No, I'll simply try to be honest as I can in telling the story, that is what this website is about, and not in a way to directly affect my clients work.  I'll try not to let my ego get involved.  If ActiveState has the active solution, I go with that, swallow my pride, I don't have much anyway.  I can well imagine others might not be so sanguine, though, and that is one of many Critical points here.

I'll go to other forums when I need help.  I won't say anything bad about ActiveState, unless in response to a question which permits no other honest answer, like "what is their free support like?"

Meanwhile, the problem I was having, so trivial, and suitable criticism for this column as well.

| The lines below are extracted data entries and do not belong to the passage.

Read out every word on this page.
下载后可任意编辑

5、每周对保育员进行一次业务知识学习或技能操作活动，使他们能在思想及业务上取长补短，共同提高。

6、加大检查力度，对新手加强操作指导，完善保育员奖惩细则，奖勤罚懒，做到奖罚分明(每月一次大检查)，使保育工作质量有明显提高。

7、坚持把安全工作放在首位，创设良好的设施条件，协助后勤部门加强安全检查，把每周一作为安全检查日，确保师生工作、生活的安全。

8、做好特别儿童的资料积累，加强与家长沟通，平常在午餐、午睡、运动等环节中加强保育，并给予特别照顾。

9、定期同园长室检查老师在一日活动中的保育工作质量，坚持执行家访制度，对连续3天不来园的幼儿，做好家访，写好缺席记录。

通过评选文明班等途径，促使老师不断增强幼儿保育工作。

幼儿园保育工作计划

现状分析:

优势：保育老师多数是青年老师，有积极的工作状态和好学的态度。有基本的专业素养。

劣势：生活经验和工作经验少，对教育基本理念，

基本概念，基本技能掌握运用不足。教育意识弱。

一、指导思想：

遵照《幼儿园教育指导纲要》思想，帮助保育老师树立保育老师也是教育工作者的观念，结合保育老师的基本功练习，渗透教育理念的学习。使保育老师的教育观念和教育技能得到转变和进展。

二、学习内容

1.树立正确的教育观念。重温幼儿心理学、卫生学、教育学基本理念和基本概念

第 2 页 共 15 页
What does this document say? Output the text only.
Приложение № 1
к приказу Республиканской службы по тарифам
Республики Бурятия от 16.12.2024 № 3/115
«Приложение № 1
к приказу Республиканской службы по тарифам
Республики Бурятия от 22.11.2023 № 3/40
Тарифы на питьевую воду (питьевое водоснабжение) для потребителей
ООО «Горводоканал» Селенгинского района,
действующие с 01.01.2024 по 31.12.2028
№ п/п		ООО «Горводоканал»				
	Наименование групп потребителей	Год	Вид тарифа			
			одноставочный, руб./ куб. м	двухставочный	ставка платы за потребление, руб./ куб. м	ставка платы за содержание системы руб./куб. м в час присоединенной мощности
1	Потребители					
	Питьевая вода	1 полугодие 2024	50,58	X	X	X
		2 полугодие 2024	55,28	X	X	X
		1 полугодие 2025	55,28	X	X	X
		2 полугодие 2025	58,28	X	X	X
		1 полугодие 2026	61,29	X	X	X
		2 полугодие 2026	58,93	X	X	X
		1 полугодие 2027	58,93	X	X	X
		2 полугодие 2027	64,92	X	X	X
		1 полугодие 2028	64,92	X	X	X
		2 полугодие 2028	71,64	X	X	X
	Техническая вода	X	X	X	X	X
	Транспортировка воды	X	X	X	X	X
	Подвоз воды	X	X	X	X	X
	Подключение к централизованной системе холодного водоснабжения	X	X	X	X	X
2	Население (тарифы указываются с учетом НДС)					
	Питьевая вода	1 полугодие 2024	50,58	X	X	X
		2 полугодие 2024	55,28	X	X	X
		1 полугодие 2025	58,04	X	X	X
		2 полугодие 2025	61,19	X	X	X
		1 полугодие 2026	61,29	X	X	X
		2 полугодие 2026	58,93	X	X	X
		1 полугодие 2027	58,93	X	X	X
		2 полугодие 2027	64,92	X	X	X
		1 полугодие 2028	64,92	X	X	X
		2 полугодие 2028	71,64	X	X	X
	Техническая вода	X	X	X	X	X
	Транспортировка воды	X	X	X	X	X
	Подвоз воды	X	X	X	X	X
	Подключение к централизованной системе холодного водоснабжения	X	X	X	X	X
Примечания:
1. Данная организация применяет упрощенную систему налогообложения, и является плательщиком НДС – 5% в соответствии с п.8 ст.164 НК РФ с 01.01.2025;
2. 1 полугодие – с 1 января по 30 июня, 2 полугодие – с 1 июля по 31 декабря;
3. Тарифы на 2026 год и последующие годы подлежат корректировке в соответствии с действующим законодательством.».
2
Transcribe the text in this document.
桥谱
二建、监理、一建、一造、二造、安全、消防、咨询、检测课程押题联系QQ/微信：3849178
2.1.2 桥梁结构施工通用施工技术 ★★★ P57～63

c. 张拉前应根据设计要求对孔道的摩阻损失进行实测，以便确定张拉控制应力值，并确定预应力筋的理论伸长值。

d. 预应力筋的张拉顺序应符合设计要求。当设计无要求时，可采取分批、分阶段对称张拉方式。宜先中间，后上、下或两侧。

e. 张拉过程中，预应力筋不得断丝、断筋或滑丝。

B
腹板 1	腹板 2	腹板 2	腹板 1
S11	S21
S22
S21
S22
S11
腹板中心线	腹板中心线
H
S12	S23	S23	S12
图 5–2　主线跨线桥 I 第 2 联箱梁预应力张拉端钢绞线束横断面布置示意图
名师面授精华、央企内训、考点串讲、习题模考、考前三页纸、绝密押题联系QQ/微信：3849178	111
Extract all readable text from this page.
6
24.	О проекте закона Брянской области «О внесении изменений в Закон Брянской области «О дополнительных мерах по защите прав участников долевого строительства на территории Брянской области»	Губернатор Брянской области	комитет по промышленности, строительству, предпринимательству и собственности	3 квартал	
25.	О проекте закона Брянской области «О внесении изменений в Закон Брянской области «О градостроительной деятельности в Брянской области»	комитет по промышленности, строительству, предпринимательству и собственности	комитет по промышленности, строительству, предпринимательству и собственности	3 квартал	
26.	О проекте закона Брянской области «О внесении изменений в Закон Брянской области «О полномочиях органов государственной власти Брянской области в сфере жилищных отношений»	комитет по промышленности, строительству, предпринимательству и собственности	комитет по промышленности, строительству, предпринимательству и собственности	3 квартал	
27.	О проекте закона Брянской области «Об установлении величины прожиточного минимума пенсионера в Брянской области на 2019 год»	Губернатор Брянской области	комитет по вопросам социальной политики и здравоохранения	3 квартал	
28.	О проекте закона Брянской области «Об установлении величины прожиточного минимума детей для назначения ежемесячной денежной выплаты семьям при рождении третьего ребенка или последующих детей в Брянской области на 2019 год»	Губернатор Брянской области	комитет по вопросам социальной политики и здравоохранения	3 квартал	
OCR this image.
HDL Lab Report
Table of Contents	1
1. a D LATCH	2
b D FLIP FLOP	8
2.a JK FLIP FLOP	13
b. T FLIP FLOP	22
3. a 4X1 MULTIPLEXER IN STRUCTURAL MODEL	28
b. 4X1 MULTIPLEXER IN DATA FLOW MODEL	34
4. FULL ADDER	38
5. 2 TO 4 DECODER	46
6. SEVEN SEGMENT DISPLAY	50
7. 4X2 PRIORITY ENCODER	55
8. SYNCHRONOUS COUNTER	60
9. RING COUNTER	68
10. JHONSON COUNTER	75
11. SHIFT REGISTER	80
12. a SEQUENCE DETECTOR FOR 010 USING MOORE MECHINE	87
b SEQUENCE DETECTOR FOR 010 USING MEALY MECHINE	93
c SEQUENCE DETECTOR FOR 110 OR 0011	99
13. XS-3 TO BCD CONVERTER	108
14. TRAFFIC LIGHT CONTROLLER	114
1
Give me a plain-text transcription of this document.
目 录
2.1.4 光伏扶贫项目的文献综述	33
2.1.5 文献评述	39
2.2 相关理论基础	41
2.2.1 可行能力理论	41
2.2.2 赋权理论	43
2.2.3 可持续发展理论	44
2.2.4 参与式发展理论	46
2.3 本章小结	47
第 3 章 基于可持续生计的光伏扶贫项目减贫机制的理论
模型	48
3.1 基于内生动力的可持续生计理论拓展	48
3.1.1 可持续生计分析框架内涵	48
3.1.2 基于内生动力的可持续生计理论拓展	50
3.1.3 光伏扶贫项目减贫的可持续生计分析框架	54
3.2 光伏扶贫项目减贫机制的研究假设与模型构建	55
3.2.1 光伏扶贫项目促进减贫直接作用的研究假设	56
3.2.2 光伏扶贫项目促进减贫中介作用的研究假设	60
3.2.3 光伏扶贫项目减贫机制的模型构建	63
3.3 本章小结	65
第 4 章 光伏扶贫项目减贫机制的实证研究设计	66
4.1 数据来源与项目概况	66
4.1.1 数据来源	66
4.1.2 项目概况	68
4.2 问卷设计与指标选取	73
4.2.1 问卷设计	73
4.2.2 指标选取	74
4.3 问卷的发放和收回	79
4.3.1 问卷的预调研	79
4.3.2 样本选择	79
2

On all the Mac's I've used, the ppm uses a dark grey to indicate the selected button.  That's confusing because grey also means not-selectable "greyed out".  And further, in the leftmost button, the all important "View All Packages" button, the all critical box in the center is also grey.  It looked to me for the first several hours that there was simply no way to select the "view all packages" button.  The only thing not grey is a tiny arrow in the center which I overlooked.  It seemed like for some reason I was being locked out.  Perhaps you only got to select from the full list of packages if you got the full support.  Especially on my work monitor, which has very unsaturated color.  The only thing which suggests that the View All Packages button has been selected

I also frequently made the mistake of showing the column in reverse alphabetical order, which puts Tkx on top and Tk on the very bottom, after dozens if not hundreds of other Tk* modules.

Another confusing thing, the "Available" button looks like the button for finding out what modules are available for download, but it's actually the the button for those packages Available for Upgrade.